In recent years, deep network pruning has attracted significant attention in order to enable the rapid deployment of AI into small devices with computation and memory constraints. Pruning is often achieved by dropping redundant weights, neurons, or layers of a deep network while attempting to retain a comparable test performance. Many deep pruning algorithms have been proposed with impressive empirical success. However, existing approaches lack a quantifiable measure to estimate the compressibility of a sub-network during each pruning iteration and thus may under-prune or over-prune the model. In this work, we propose PQ Index (PQI) to measure the potential compressibility of deep neural networks and use this to develop a Sparsity-informed Adaptive Pruning (SAP) algorithm.

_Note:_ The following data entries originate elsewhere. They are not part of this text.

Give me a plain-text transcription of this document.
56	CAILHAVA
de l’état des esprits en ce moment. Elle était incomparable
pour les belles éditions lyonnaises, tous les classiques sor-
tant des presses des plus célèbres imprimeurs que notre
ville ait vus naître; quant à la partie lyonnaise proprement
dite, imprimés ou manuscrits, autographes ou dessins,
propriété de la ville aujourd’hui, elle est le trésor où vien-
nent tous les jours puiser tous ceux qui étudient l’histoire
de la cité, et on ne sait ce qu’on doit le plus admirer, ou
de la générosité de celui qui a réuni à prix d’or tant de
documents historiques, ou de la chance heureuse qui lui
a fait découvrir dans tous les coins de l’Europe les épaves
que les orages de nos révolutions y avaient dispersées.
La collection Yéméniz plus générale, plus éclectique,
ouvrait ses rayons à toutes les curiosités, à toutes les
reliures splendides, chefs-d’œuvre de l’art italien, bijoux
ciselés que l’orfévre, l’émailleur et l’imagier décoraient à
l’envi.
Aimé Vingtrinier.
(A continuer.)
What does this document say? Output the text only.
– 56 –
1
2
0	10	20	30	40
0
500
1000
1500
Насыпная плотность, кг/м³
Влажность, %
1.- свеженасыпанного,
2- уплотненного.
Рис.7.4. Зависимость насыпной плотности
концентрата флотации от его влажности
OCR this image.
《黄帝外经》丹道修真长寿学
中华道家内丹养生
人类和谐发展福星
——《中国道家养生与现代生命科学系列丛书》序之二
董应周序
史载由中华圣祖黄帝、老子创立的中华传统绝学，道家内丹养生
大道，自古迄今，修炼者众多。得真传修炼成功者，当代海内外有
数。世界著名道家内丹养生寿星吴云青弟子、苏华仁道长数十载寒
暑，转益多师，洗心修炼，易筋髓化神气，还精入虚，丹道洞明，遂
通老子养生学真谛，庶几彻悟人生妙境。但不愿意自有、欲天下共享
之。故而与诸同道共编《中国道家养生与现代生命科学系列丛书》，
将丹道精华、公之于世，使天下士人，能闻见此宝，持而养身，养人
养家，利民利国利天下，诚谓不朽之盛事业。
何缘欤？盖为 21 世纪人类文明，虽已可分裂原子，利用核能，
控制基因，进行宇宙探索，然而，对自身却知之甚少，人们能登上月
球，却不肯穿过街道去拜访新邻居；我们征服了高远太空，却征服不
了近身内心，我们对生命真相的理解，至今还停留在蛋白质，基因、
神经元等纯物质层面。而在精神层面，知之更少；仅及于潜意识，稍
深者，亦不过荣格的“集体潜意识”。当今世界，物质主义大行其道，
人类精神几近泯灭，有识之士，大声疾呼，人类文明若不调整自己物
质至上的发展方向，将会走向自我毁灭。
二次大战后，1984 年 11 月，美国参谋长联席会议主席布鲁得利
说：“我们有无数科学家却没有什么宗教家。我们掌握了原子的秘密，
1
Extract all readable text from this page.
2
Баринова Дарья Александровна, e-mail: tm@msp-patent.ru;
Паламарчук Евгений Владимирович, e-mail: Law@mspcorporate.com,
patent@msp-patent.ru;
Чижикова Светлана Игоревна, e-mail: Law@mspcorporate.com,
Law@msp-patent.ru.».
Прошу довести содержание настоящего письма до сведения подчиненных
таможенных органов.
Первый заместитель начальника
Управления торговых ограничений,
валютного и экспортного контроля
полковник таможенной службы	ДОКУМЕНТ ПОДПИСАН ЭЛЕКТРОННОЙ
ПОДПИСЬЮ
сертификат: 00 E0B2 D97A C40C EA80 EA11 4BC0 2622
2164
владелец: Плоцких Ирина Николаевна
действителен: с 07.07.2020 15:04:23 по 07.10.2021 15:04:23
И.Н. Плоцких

Our extensive experiments corroborate the hypothesis that for a generic pruning procedure, PQI decreases first when a large model is being effectively regularized and then increases when its compressibility reaches a limit that appears to correspond to the beginning of underfitting. Subsequently, PQI decreases again when the model collapse and significant deterioration in the performance of the model start to occur. Additionally, our experiments demonstrate that the proposed adaptive pruning algorithm with proper choice of hyper-parameters is superior to the iterative pruning algorithms such as the lottery ticket-based pruning methods, in terms of both compression efficiency and robustness.

翻译：近年来，深度网络剪枝技术受到广泛关注，旨在实现人工智能在计算和存储受限的小型设备上的快速部署。剪枝通常通过移除深度网络中的冗余权重、神经元或层来实现，同时力求保持相近的测试性能。许多深度剪枝算法已被提出，并取得了令人瞩目的实证成功。然而，现有方法缺乏一种可量化的指标来估计每次剪枝迭代中子网络的可压缩性，因此可能导致模型被欠剪枝或过剪枝。本文提出PQ指数（PQI）来衡量深度神经网络的潜在可压缩性，并据此开发了一种基于稀疏性感知的自适应剪枝（SAP）算法。我们的广泛实验验证了以下假设：对于通用剪枝流程，当大型模型被有效正则化时，PQI先下降；当模型可压缩性达到一个似乎对应欠拟合开始出现的极限时，PQI再上升；随后，当模型崩溃且性能显著恶化时，PQI再次下降。此外，实验表明，所提出的自适应剪枝算法在适当选择超参数的情况下，在压缩效率和鲁棒性方面均优于迭代剪枝算法（如基于彩票假设的剪枝方法）。